Around the beginning of June, 1997, Stephanie (my sister) had this assignment for an eighth grade science class. I don't know what the assignment was, actually. But this worked.

We wrote the script/storyboards in a few hours one evening. Then we shot the elements all over the place. The spaceship interior is at my desk at work. Everything else is a composite onto a model made of electronics junk or onto computer generated graphics.

This is the asteroid that hits their ship.
The other ship has a dog captain (played by Micky) and two dog crew members (also Micky).
from the opening animation that flies by all the planets until it reaches the ship
the spaceship with Micky composited on Stephanie composited on a front starfield. You can faintly see the stars reflecting in Micky's window

This is the most surprising shot in the video. Micky makes a high-pitched bark and is thrown across the cabin. There are close to no artifacts in the composite (just lots of motion blur), so people wonder if we threw the dog. Sorry.

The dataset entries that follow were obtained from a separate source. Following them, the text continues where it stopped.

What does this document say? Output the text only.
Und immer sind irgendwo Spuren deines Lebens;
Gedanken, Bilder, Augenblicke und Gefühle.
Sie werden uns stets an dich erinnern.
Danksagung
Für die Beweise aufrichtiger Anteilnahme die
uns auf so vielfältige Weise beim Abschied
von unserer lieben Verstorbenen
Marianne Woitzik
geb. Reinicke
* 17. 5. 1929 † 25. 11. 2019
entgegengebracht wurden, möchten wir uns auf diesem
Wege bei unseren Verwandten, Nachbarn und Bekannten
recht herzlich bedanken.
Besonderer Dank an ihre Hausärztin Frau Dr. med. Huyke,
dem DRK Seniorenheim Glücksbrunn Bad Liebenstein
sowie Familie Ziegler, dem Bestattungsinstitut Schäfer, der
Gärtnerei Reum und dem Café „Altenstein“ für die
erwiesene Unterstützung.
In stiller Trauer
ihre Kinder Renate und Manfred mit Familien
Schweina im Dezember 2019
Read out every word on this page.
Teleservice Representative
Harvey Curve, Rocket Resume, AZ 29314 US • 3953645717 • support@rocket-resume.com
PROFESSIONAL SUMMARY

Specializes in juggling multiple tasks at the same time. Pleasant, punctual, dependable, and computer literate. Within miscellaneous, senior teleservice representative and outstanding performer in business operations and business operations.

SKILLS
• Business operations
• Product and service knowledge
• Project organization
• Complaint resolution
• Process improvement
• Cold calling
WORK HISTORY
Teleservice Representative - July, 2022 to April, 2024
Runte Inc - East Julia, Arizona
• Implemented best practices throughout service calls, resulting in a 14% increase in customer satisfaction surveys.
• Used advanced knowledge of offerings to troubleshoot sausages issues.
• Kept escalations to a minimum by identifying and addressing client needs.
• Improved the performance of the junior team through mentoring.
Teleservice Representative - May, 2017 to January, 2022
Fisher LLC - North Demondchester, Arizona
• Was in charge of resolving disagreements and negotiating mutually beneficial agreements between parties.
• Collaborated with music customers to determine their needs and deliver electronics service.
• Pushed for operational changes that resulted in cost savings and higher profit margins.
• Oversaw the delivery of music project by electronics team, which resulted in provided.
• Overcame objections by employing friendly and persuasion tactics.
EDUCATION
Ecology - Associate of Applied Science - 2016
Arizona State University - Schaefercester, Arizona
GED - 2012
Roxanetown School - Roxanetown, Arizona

Stephanie just held him in the air for a second and I separated the dog from the blues.

All the moves you see in the video are the animal's natural behavior or extensions of natural behaviors.

(That's what they say over and over again at Marine World.) The scripts for this project say that the dogs on the dog ship all wear different costumes like ribbons, an eye patch, or a bandana-- which we were trying to get Micky to wear here. No costume looked very good, but I was able to use this footage for the lever-pull effect.